MISA IMLEK DI GEREJA PAROKI PRINGSEWU

Tradisi perayaan iman dalam Gereja Katolik memang bisa bertumbuh dari berbagai kebudayaan, salah satunya adalah budaya masyarakat Tionghoa yang merayakan tahun baru Imlek di Paroki Santo Yosef Pringsewu. Dari beberapa kali diadakannya Misa Imlek (3/1), tidak hanya diikuti oleh umat katolik keturunan Tionghoa tetapi perayaan ini sudah menjadi perayaan kebersamaan umat di paroki ini khususnya di Pringsewu. Misa Imlek dipimpin langsung oleh Romo P. Gunawan Setyadi SCJ dan diikuti oleh kurang-lebih limaratusan umat.

Kerukunan umat yang begitu kental, sudah tidak lagi memandang suku apapun dalam larutnya perayaan Imlek sebagai peristiwa iman kali ini. ”Gereja Katolik harus mampu membuka diri, merangkul semua budaya yang dapat digunakan sebagai sarana untuk meluhurkan Allah,” demikian pesan Romo Gunawan SCJ dalam homilinya.

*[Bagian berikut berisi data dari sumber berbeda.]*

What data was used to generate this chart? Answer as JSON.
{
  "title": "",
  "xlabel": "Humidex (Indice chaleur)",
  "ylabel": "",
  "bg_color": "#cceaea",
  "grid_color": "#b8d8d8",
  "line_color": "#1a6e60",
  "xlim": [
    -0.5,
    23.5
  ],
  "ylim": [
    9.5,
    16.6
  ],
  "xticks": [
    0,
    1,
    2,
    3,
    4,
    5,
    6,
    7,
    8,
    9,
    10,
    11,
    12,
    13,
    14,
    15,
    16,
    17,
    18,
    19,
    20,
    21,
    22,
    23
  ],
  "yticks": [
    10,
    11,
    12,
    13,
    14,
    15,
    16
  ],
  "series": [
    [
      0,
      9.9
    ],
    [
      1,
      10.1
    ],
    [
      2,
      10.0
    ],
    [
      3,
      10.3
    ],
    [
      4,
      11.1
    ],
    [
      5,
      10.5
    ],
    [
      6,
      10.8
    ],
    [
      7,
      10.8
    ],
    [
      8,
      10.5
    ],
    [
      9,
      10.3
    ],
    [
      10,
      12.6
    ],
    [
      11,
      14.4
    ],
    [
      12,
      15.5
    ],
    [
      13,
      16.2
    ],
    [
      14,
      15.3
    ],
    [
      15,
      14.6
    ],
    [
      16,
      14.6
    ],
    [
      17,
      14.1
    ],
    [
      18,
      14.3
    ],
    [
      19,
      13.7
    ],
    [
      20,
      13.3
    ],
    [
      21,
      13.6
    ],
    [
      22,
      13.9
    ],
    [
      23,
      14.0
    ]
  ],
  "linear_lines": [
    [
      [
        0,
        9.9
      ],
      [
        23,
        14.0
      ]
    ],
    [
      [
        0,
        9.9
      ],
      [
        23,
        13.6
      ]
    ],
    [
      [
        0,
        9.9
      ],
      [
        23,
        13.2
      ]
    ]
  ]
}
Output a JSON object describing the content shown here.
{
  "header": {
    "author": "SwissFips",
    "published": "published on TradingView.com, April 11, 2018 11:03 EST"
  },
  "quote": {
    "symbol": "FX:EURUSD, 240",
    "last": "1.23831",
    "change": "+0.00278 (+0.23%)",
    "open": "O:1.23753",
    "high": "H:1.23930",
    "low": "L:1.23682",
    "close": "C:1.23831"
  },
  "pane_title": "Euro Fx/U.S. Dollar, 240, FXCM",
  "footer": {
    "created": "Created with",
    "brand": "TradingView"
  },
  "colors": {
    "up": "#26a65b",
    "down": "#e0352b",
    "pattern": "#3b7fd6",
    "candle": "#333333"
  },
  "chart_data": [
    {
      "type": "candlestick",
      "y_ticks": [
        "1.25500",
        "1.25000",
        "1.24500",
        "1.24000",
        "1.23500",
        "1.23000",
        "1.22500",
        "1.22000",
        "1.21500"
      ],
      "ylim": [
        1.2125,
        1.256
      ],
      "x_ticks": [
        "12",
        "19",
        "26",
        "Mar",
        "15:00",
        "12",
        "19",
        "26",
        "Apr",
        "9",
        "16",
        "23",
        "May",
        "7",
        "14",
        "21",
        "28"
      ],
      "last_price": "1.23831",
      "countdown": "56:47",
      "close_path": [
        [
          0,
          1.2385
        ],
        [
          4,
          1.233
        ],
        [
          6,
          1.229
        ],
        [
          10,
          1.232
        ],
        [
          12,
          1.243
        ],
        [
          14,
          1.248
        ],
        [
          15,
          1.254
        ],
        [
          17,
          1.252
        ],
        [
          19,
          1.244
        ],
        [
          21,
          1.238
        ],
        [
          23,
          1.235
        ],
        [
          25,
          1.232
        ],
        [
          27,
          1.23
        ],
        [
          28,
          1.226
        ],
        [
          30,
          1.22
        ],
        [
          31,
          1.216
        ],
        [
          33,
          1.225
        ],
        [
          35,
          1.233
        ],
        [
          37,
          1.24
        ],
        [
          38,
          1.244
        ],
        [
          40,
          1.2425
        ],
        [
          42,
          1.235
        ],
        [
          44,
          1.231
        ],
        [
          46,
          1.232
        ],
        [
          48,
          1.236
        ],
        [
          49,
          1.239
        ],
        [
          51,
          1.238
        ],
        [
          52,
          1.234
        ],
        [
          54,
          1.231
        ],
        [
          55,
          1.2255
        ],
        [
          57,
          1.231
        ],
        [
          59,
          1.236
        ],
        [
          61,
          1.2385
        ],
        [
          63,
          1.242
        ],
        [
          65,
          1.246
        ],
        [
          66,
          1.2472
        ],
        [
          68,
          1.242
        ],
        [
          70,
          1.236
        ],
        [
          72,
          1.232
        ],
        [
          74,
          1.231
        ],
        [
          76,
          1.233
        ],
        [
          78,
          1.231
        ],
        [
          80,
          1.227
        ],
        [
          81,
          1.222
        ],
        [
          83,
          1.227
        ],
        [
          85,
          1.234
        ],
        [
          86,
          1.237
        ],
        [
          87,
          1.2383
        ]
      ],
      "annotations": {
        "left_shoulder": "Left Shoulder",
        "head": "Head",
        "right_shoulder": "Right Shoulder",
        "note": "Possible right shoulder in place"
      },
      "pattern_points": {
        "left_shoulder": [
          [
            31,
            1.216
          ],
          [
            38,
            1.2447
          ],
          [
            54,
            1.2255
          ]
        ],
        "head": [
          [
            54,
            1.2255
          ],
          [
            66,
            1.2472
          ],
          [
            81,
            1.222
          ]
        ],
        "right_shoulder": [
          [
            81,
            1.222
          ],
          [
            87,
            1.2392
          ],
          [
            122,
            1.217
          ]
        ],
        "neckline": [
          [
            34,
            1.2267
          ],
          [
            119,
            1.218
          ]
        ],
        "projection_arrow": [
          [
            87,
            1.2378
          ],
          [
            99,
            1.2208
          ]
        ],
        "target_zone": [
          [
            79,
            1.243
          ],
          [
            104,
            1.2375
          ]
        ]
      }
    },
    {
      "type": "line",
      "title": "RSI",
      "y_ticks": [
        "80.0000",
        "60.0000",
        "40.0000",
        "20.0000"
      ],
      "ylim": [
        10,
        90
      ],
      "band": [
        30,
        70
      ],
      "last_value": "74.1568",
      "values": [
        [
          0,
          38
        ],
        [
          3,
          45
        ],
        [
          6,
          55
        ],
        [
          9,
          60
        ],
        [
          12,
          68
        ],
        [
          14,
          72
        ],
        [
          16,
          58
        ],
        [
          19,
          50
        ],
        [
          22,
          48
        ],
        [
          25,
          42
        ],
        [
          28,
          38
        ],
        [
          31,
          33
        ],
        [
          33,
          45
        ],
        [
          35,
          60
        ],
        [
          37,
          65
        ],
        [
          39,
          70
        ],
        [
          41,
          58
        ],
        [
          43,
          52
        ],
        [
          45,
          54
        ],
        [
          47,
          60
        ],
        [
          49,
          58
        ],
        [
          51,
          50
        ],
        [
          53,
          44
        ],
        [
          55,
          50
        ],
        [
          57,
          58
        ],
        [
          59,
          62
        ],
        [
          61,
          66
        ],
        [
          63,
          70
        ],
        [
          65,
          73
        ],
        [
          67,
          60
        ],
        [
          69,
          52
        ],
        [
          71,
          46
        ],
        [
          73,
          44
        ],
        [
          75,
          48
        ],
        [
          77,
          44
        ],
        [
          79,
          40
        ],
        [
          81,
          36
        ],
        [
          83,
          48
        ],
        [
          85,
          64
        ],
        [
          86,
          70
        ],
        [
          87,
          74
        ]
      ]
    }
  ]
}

Imlek dalam Inkulturasi (Katolik)
Inkulturasi adalah sebuah istilah yang digunakan di dalam paham Kristiani, terutama dalam Gereja Katolik Roma, yang merujuk pada adaptasi dari ajaran-ajaran Gereja pada saat diajukan pada kebudayaan-kebudayaan non-Kristiani, dan untuk mempengaruhi kebudayaan-kebudayaan tersebut pada evolusi ajaran-ajaran gereja.
Imlek sebagai perayaan budaya Tionghoa, adalah salah satu bentuk inkulturasi dalam Gereja Katolik yang dewasa ini sudah mulai dirayakan sebagai pesta iman. Misa Imlek tidak hanya dirayakan di Gereja Pringsewu, tetapi juga sudah dilakukan dibanyak gereja Katolik di Indonesia.
Latar Belakang
Kehidupan bersama antara paham Kristiani dan kebudayaan lain dimulai semenjak masa kerasulan. Yesus memerintahkan murid-muridnya untuk menyebarkan ajaran-Nya hingga ke ujung bumi (Injil Markus 28:28; 16; 15) sebelum kenaikan-Nya ke surga namun tidak memberi tahu bagaimana caranya. Pidato Santo Paulus kepada orang-orang Yunani di Aeropagus di Athena (Kitab Kisah Para Rasul 17:22-33) bisa dianggap sebagai usaha inkulturasi yang pertama. Pidato itu tidak diterima dengan baik, menurut ayat 32: "Ketika mereka mendengar tentang kebangkitan orang mati, maka ada yang mengejek." Pada atau sekitar tahun 50, para rasul bertemu dalam Konsili Gereja pertama, Konsili Yerusalem, untuk menentukan apakah akan menyertakan orang-orang non-Yahudi dan memadukan kebudayaan orang-orang tersebut. Di Konsili Yerusalem ini diresmikan bahwa orang-orang Yahudi dan non-Yahudi bisa diterima sebagai umat Kristiani.
Konflik-konflik kebudayaan antara umat Kristiani Yahudi dan umat Kristiani non-Yahudi terus berlangsung hingga agama Kristen masuk ke dalam kebudayaan Yunani-Romawi. Inkulturasi yang sama terjadi ketika Kekaisaran Romawi berakhir dan kebudayaan-kebudayaan Jermanik dan Abad Pertengahan menjadi dominan - sebuah proses yang memakan waktu berabad-abad. Para pelaksana pertama dari inkulturasi ini dalam sejarah penyebaran Injil diantaranya adalah Santo Patrick di Irlandia dan Santo Siril dan Metodius bagi orang-orang Slavia di Eropa Timur.